Pointiert formuliert lässt sich sagen, dass in der Atemarbeit ein Kontext generiert wird, der die Klient*innen mit der handlungspraktischen Frage, ob sie das, was sie machen, auch ‚richtig‘ machen, in letzter Instanz alleine lässt. Es ist dementsprechend nicht nur das leibliche Tun der Klient*innen, auf das sich diese sozusagen verlassen müssen. Es sind auch unausweichlich sie selbst, die dafür Sorge zu tragen haben, dass es angemessen weitergeht. Im Rahmen der Atemarbeit kompetent zu sein, heißt primär, sich im Tun nicht nur als kompetent zu erfahren, sondern sich in einem gewissen Sinne selbst kompetent zu machen.

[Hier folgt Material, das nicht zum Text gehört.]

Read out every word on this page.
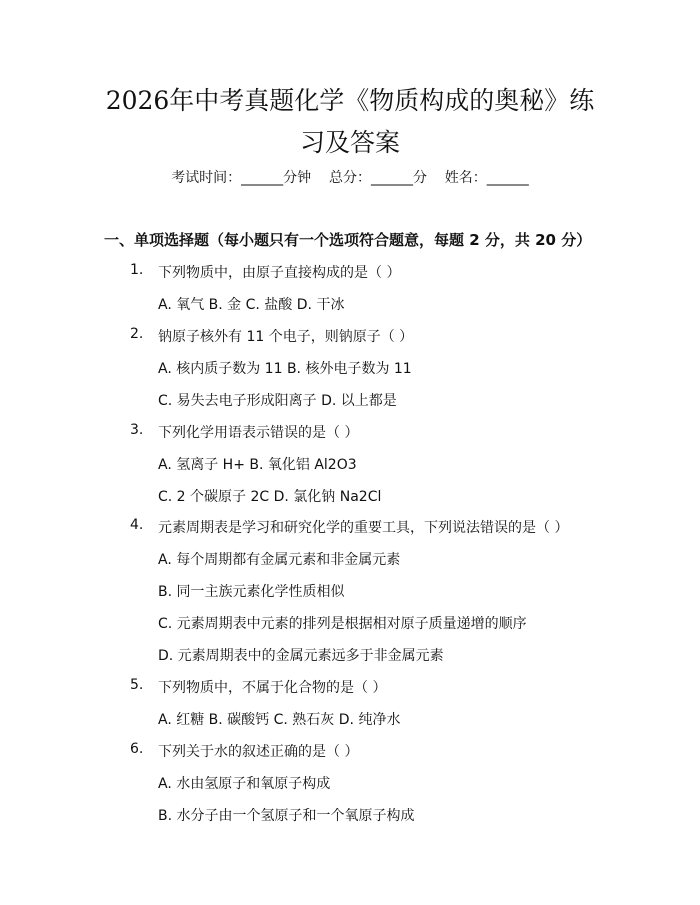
2026年中考真题化学《物质构成的奥秘》练
习及答案
考试时间：______分钟    总分：______分    姓名：______
一、单项选择题（每小题只有一个选项符合题意，每题 2 分，共 20 分）
1. 下列物质中，由原子直接构成的是（ ）
A. 氧气 B. 金 C. 盐酸 D. 干冰
2. 钠原子核外有 11 个电子，则钠原子（ ）
A. 核内质子数为 11 B. 核外电子数为 11
C. 易失去电子形成阳离子 D. 以上都是
3. 下列化学用语表示错误的是（ ）
A. 氢离子 H+ B. 氧化铝 Al2O3
C. 2 个碳原子 2C D. 氯化钠 Na2Cl
4. 元素周期表是学习和研究化学的重要工具，下列说法错误的是（ ）
A. 每个周期都有金属元素和非金属元素
B. 同一主族元素化学性质相似
C. 元素周期表中元素的排列是根据相对原子质量递增的顺序
D. 元素周期表中的金属元素远多于非金属元素
5. 下列物质中，不属于化合物的是（ ）
A. 红糖 B. 碳酸钙 C. 熟石灰 D. 纯净水
6. 下列关于水的叙述正确的是（ ）
A. 水由氢原子和氧原子构成
B. 水分子由一个氢原子和一个氧原子构成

4.3 Kompetenzproduktion in der Atemarbeit: Verleiblichung und Individualisierung
Vor diesem Hintergrund möchte ich nun abschließend die spezifische Logik der Kompetenzproduktion in der Atemarbeit näher bestimmen. Die Fallinterpretation kann so theoretisch verallgemeinert und idealtypisch zugespitzt werden. Die Atemarbeit lässt sich als eine Praktik begreifen, die im Hinblick auf den Gegenstand der Kompetenzproduktion verleiblichend und mit Blick auf deren Organisation individualisierend wirkt.

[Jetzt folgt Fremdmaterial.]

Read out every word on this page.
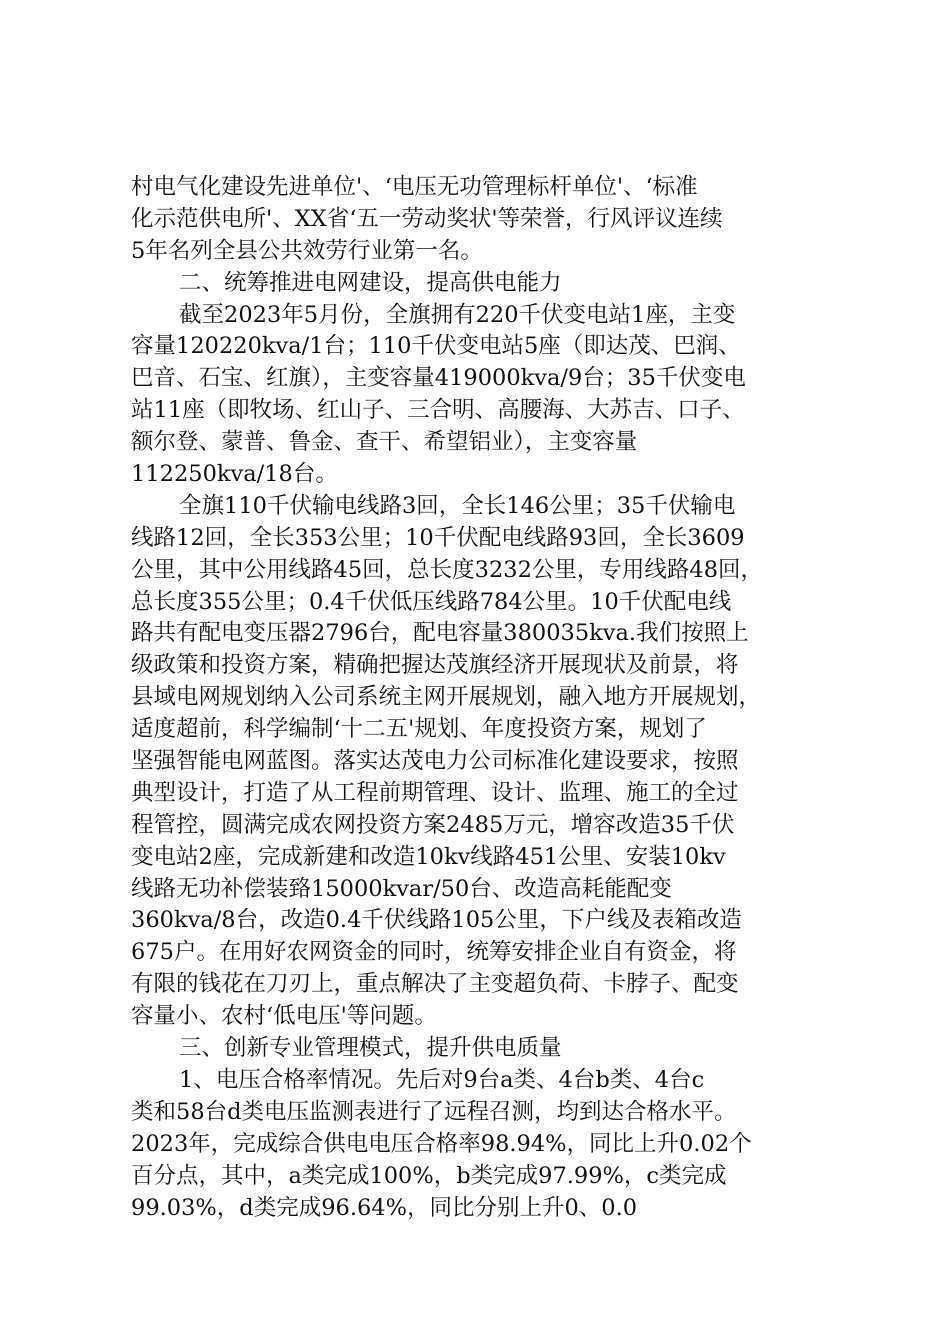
村电气化建设先进单位'、‘电压无功管理标杆单位'、‘标准
化示范供电所'、XX省‘五一劳动奖状'等荣誉，行风评议连续
5年名列全县公共效劳行业第一名。
二、统筹推进电网建设，提高供电能力
截至2023年5月份，全旗拥有220千伏变电站1座，主变
容量120220kva/1台；110千伏变电站5座（即达茂、巴润、
巴音、石宝、红旗），主变容量419000kva/9台；35千伏变电
站11座（即牧场、红山子、三合明、高腰海、大苏吉、口子、
额尔登、蒙普、鲁金、查干、希望铝业），主变容量
112250kva/18台。
全旗110千伏输电线路3回，全长146公里；35千伏输电
线路12回，全长353公里；10千伏配电线路93回，全长3609
公里，其中公用线路45回，总长度3232公里，专用线路48回，
总长度355公里；0.4千伏低压线路784公里。10千伏配电线
路共有配电变压器2796台，配电容量380035kva.我们按照上
级政策和投资方案，精确把握达茂旗经济开展现状及前景，将
县域电网规划纳入公司系统主网开展规划，融入地方开展规划，
适度超前，科学编制‘十二五'规划、年度投资方案，规划了
坚强智能电网蓝图。落实达茂电力公司标准化建设要求，按照
典型设计，打造了从工程前期管理、设计、监理、施工的全过
程管控，圆满完成农网投资方案2485万元，增容改造35千伏
变电站2座，完成新建和改造10kv线路451公里、安装10kv
线路无功补偿装臵15000kvar/50台、改造高耗能配变
360kva/8台，改造0.4千伏线路105公里，下户线及表箱改造
675户。在用好农网资金的同时，统筹安排企业自有资金，将
有限的钱花在刀刃上，重点解决了主变超负荷、卡脖子、配变
容量小、农村‘低电压'等问题。
三、创新专业管理模式，提升供电质量
1、电压合格率情况。先后对9台a类、4台b类、4台c
类和58台d类电压监测表进行了远程召测，均到达合格水平。
2023年，完成综合供电电压合格率98.94%，同比上升0.02个
百分点，其中，a类完成100%，b类完成97.99%，c类完成
99.03%，d类完成96.64%，同比分别上升0、0.0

Verleiblichend wirkt sie insofern, als sie auf eine Kultivierung spezifischer Formen des Affiziertseins zielt. Es geht nicht um die Aneignung von Bewegungstechniken (im engeren Sinne), sondern um die Herstellung eines Wahrnehmungs- und Tätigkeitsfeldes, das in zeitlicher und räumlicher Hinsicht als vergleichsweise eingeschränkt bezeichnet werden kann: Man fokussiert primär auf das eigene Tun im Hier-und-Jetzt und (das konnte hier nur angedeutet werden) die wahrnehmbaren bzw. spürbaren Effekte, die sich dabei einstellen. Die konkrete Ausgestaltung der Herstellung (in-)kompetenter Teilnehmer*innen vollzieht sich – aus der Klient*innenperspektive betrachtet – also weitgehend unabhängig von den kommunikativen Dimensionen sozialer Praktiken. Kompetenz wird in der Atemarbeit nicht (oder nur bedingt) zur Schau gestellt. Die Atemarbeit erfordert von den Klient*innen vielmehr, Verhaltensweisen zu etablieren, um sich kompetent fühlen zu können.

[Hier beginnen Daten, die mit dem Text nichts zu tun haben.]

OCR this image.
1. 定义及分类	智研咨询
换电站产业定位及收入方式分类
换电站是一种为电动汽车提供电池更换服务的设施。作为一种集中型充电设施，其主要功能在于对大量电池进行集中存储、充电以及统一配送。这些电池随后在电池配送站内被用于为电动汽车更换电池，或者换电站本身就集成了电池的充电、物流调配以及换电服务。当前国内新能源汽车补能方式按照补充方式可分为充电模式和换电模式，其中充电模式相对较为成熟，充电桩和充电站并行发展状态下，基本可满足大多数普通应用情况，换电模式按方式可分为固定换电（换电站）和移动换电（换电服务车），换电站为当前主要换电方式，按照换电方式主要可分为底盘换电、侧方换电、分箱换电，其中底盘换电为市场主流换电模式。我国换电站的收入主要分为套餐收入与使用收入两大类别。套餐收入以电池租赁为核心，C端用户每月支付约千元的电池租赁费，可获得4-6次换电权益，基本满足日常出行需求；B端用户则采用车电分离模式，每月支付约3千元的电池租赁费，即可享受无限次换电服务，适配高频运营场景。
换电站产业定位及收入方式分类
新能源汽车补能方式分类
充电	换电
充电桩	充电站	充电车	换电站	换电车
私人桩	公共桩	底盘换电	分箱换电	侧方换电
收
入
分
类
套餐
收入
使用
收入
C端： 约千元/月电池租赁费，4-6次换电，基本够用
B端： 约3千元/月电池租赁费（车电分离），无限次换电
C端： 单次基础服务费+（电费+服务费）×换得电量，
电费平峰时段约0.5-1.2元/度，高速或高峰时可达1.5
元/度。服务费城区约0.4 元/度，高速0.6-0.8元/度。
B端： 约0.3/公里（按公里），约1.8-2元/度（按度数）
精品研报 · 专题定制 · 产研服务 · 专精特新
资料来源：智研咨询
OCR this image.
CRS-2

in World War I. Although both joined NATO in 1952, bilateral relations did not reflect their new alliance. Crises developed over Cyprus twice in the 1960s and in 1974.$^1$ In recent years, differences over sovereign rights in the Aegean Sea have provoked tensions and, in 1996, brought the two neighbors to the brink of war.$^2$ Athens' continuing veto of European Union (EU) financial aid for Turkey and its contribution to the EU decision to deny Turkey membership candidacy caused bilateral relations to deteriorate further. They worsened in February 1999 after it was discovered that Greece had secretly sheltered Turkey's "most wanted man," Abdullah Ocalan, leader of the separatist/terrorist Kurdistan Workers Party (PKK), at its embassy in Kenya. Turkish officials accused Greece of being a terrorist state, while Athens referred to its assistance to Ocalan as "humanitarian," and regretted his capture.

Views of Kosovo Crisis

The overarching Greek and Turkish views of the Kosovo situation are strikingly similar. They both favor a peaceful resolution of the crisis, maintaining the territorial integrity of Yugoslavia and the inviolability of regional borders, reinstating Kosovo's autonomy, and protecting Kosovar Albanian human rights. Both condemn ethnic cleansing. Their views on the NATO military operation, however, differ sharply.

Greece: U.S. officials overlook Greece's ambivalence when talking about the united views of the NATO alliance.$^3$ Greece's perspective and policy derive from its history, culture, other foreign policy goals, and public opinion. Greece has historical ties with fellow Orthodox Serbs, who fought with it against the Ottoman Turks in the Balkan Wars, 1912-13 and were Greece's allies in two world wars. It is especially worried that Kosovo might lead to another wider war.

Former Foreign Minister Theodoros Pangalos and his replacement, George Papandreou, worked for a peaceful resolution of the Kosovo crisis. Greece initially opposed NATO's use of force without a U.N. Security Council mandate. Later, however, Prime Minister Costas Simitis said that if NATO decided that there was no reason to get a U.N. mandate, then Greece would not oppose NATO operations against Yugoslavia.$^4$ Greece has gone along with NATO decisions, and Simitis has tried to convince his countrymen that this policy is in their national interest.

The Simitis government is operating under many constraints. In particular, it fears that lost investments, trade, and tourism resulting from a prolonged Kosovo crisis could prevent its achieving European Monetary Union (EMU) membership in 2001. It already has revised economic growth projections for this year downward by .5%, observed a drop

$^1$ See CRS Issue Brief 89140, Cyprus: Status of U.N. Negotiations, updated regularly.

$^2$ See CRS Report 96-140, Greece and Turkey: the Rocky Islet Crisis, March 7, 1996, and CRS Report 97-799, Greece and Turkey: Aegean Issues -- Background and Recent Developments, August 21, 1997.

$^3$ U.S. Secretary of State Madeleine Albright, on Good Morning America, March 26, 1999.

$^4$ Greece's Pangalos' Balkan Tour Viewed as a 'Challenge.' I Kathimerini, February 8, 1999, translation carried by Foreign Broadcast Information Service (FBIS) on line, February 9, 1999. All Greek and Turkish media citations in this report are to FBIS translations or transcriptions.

Individualisierend wirkt die Atemarbeit, weil sich das Etablieren von Kompetenzkriterien und Praktiken des Bewertens
in letzter Konsequenz nicht im Medium der Expert*innen-Lai*innen-Kommunikation vollzieht. Die Klient*innen müssen – wollen sie ‚erfolgreich‘ sein – gleichsam zu leiblichen Expert*innen ihrer selbst werden. Sie sind es, die – im vorgegebenen Rahmen der verbalen Instruktionen – sowohl Kompetenzkriterien generieren bzw. spezifizieren als auch fühlend darüber befinden, ob das, was sie tun, diesen Kompetenzkriterien entspricht: Atemlehrer*innen geben in diesem Sinne ihre
Zuständigkeit (vgl. Pfadenhauer
2010) im Hinblick auf das Verstehbarmachen von Kompetenzkriterien
partiell und im Hinblick auf die Praktiken des Bewertens
ganz auf. Mit Blick auf die Organisation der Kompetenzproduktion fungieren sie nicht mehr als Expert*innen im engeren Sinne, die kraft der ihnen zugestandenen Deutungsmacht darüber befinden, was ‚richtig‘ oder ‚falsch‘ ist. Vielmehr können sie als
Unterstützer*innen verstanden werden, die den Klient*innen dabei helfen, sich selbst zu befähigen.